Le méthanier Fedor Litke a changé de cap mardi en fin de journée par rapport à sa destination précédente, le terminal d'importation de gaz de l'île de Grain en Grande-Bretagne.

Cela fait suite au détournement du NS Champion, un pétrolier exploité par la compagnie maritime russe Sovcomflot, qui s'est détourné de la Grande-Bretagne lundi et a fait route vers le Danemark.

Un porte-parole de National Grid, qui exploite Isle of Grain, a déclaré : "Nous soutenons pleinement l'action du gouvernement visant à ordonner aux ports britanniques de bloquer tous les navires liés à la Russie, et nous sommes en discussion urgente avec le gouvernement et les clients pour nous assurer que cela peut être appliqué aux terminaux GNL."

EXPORTATIONS REMISES EN QUESTION

Les trois autres navires - le Boris Davydov, le Christophe de Margerie et le Boris Vilkitsky - se dirigeaient vers l'île de Grain et les terminaux gaziers français de Montoir et de Dunkerque avant de changer leur statut de destination, selon les données de suivi.

L'actionnaire majoritaire de Yamal LNG, Novatek, n'a pas répondu aux demandes de commentaires sur ces changements. Le Christophe de Margerie est exploité par Yamal LNG.

Dynagas, basé en Grèce, qui exploite le Fedor Litke, le Boris Davydov et le Boris Vilkitsky selon les registres d'expédition, n'a pas répondu à une demande de commentaire.

Le terminal de Montoir attendait toujours le Christophe de Margerie, a déclaré un porte-parole de l'opérateur du terminal Elegny, qui appartient à Engie.

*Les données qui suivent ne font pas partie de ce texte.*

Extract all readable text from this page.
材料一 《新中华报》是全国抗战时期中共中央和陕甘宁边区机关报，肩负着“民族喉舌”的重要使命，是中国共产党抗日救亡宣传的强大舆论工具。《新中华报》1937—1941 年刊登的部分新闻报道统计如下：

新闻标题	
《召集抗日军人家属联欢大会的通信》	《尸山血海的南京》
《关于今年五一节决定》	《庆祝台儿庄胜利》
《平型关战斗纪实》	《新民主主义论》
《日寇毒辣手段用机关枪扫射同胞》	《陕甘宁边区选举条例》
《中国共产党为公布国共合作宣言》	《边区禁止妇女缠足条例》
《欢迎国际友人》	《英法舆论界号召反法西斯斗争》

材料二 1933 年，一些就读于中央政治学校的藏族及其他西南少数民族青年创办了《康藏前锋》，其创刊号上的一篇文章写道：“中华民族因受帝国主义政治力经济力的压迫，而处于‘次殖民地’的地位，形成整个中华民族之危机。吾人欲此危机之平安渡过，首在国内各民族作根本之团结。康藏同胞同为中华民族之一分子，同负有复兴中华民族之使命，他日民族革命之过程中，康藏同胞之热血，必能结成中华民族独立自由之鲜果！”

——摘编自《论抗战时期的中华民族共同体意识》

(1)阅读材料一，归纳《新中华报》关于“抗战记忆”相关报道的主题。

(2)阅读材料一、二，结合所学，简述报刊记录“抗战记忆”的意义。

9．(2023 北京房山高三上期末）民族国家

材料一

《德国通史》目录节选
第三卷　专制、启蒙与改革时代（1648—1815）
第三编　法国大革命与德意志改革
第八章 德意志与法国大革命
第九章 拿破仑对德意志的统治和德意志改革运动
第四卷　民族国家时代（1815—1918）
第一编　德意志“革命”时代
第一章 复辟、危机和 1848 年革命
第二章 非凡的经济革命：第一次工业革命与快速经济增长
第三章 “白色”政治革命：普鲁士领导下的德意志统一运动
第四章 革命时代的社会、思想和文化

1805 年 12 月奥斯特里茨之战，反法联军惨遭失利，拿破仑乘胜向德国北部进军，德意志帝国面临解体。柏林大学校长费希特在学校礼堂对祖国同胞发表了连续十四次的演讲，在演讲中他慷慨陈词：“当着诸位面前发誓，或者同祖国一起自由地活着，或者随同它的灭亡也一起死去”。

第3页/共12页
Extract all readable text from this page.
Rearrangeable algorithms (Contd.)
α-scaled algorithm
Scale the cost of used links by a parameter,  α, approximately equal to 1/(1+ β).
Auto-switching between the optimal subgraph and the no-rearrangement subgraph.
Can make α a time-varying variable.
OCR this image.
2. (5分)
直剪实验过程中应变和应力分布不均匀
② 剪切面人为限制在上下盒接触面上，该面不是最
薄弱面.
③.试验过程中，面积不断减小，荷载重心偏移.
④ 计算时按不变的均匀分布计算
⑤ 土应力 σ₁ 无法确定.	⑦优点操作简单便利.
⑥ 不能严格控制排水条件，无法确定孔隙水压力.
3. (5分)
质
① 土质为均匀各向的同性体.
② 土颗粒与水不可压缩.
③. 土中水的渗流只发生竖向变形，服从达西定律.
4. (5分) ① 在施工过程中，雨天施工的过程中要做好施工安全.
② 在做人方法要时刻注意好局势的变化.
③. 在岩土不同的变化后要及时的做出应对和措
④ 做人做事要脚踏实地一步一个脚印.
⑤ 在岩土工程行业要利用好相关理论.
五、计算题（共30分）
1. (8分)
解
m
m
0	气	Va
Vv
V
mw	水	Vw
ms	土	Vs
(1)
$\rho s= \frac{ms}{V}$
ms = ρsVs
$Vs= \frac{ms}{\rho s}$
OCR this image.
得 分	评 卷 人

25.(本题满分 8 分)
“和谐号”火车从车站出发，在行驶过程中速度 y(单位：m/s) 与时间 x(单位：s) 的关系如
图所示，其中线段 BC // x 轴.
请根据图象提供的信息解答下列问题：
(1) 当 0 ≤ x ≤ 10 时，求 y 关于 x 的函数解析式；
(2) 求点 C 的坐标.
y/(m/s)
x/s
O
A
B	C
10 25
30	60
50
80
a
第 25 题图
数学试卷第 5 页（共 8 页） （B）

Un autre navire GNL exploité par la compagnie maritime russe Sovcomflot, le La Perouse, était également attendu au terminal bien qu'il n'ait pas de date d'arrivée, a déclaré le porte-parole.

Sovcomflot s'est refusé à tout commentaire cette semaine.

"Le marché semble se rendre compte que la Russie n'est pas seulement un grand exportateur de gazoducs, mais aussi le quatrième exportateur mondial de GNL", ont déclaré les analystes d'Engie EnergyScan dans une obligation.

"Avec des entreprises actives dans le secteur du GNL comme Shell, BP et maintenant Exxon Mobil qui ont décidé de quitter le pays et de se retirer de leurs partenariats avec des entreprises russes, la durabilité des exportations de GNL de la Russie est remise en question", ont-ils écrit.